Case Presentation: A 46-year-old female with a medical history of type 2 diabetes, asthma, obesity, and anxiety presented to the emergency department with a five-day history of fever, myalgias, and headache. Additionally, she experienced intermittent episodes of epistaxis and gingival bleeding while brushing her teeth for the past week. She had recently returned from a two-week trip to Mexico. She reported being exposed to mosquitoes and a family pet dog during her trip. She denied other animal exposure, swimming in lakes or rivers, history of IV drug use, ingesting contaminated water, or any known tick bites. On presentation, the patient was afebrile with stable vital signs. Skin exam revealed scattered petechiae bilaterally from the ankles to the upper shins, while the rest of exam was normal. Complete blood count (CBC) revealed a normal hemoglobin level of 13.7 g/dL, severe thrombocytopenia with a platelet count of 20 x 10^3/μL, and mild leukopenia with a white blood cell count of 3.5 x 10^3/μL. Hepatic function panel (HFP) showed markedly elevated transaminases (alanine transaminase of 196 U/L, aspartate aminotransferase of 378 U/L), low albumin (2.8 g/dL), and low total protein (5.6 g/dL). Renal function was stable with a creatinine of 0.57 mg/dL. CT of the abdomen and pelvis revealed periportal edema and small perihepatic ascites. Infectious Disease was consulted. A broad infectious workup was initiated, including tests for Dengue, Chikungunya, Zika, CMV, tick-borne illnesses, viral hepatitis, and HIV. Dengue non-structural antigen 1 (NS1) was positive, and dengue IgG was positive, while IgM was equivocal. Dengue virus PCR was positive, while other infectious tests returned negative. Based on these findings and the patient’s clinical presentation, including signs of increased vascular permeability, mucocutaneous bleeding, and severe thrombocytopenia with leukopenia, she was diagnosed with dengue hemorrhagic fever. The positive IgG result confirmed prior exposure to dengue virus. Management included intravenous fluids to maintain euvolemia and ensure adequate urine output. By hospital day 5, the patient had remained afebrile and platelet count had significantly improved to 125 × 10^3/μL. She was discharged home in stable condition. At a one-week outpatient follow-up, the patient reported feeling well and repeat CBC and HFP were within normal limits.

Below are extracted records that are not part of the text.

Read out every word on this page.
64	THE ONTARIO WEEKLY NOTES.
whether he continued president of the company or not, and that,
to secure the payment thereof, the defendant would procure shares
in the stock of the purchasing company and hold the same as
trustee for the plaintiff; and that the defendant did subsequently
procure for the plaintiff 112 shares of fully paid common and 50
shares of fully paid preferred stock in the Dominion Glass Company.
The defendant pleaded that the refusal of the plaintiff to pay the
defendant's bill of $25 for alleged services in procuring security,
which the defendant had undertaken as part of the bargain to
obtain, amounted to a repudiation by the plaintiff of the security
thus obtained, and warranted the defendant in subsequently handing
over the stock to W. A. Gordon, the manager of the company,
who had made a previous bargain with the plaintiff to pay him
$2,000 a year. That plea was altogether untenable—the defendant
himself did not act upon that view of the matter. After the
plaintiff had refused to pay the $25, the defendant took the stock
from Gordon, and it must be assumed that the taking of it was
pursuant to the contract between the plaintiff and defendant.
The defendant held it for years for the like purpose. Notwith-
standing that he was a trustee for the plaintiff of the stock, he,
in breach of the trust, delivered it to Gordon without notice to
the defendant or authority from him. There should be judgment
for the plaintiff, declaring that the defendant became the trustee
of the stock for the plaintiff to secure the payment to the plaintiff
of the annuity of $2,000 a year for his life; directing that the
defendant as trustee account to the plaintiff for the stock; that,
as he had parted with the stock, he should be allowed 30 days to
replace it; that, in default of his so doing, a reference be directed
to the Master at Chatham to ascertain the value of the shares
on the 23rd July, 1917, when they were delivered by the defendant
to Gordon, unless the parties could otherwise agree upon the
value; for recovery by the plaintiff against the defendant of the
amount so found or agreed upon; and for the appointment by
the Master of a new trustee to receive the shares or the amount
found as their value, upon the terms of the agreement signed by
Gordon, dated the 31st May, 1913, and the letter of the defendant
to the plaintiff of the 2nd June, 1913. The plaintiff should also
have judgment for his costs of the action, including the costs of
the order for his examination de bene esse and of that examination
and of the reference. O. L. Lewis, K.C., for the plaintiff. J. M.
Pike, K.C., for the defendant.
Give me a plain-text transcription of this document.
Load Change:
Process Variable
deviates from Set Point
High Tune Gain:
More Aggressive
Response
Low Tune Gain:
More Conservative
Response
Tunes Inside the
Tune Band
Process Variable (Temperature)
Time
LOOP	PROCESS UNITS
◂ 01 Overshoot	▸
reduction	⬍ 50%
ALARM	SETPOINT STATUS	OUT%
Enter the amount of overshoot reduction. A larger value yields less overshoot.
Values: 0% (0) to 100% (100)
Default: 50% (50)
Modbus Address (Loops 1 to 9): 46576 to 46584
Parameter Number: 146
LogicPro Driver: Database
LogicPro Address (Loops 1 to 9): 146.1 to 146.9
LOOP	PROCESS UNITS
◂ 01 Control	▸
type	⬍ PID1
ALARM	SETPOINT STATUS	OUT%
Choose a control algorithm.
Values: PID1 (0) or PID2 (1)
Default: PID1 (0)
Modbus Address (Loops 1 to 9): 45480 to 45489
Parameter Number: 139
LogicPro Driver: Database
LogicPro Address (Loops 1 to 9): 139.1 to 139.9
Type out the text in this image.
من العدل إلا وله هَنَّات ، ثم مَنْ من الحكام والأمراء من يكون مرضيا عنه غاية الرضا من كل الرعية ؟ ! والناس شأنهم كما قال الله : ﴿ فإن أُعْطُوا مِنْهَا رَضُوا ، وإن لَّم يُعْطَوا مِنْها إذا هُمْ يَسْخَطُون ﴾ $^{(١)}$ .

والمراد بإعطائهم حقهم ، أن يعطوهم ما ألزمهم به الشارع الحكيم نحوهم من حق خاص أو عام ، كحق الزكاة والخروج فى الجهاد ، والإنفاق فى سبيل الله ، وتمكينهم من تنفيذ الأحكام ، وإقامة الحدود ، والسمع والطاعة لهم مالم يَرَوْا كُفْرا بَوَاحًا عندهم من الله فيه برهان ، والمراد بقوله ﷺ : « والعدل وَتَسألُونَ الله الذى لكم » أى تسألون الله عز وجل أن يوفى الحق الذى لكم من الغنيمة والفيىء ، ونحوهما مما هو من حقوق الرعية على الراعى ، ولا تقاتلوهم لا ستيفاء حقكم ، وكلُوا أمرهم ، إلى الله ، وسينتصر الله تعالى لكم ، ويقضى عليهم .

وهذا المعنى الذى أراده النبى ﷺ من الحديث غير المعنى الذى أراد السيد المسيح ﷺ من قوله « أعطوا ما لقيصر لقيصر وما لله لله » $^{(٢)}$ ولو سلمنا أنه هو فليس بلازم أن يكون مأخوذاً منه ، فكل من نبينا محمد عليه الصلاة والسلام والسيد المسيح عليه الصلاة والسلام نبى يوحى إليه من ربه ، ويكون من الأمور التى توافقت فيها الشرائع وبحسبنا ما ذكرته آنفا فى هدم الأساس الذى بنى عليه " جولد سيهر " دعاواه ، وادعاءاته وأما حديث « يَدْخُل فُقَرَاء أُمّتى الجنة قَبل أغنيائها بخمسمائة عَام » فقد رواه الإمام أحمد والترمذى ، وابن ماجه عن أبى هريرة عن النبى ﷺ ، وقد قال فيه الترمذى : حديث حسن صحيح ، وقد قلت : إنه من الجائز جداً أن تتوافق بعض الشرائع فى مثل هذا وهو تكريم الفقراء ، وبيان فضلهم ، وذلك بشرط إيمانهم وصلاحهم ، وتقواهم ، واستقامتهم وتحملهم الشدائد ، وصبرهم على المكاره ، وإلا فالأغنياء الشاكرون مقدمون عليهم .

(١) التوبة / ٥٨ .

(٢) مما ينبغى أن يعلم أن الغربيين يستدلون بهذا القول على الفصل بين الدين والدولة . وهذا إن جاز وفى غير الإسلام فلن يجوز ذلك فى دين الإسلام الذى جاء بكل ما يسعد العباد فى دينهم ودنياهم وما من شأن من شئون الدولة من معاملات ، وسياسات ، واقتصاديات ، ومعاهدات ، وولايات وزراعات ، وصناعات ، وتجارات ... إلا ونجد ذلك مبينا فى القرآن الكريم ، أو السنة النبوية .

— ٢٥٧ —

Discussion: Dengue fever is a mosquito-borne illness which has become increasingly prevalent int he United States over the last several years. Our patient presented at the time of defervescence, which is the most critical phase of dengue, and typically occurs on days 3 to 7 of the illness. Warning signs of severe infection as seen in this patient include plasma leakage characterized by elevated hematocrit, low albumin/protein levels, or pleural effusion/ascites as well as severe thrombocytopenia with mucosal bleeding. Severe dengue infection is characterized by shock, severe bleeding, or severe organ dysfunction. Inpatient management includes antipyretics for fever, intravascular volume repletion to maintain goal urine output, and close hemodynamic and laboratory monitoring for signs of shock.

Conclusions: Here we present a case of dengue hemorrhagic fever. Dengue should be considered for patients presenting with acute fevers and recent travel history. Inpatient management is warranted for patients who present with warning signs of severe dengue infection.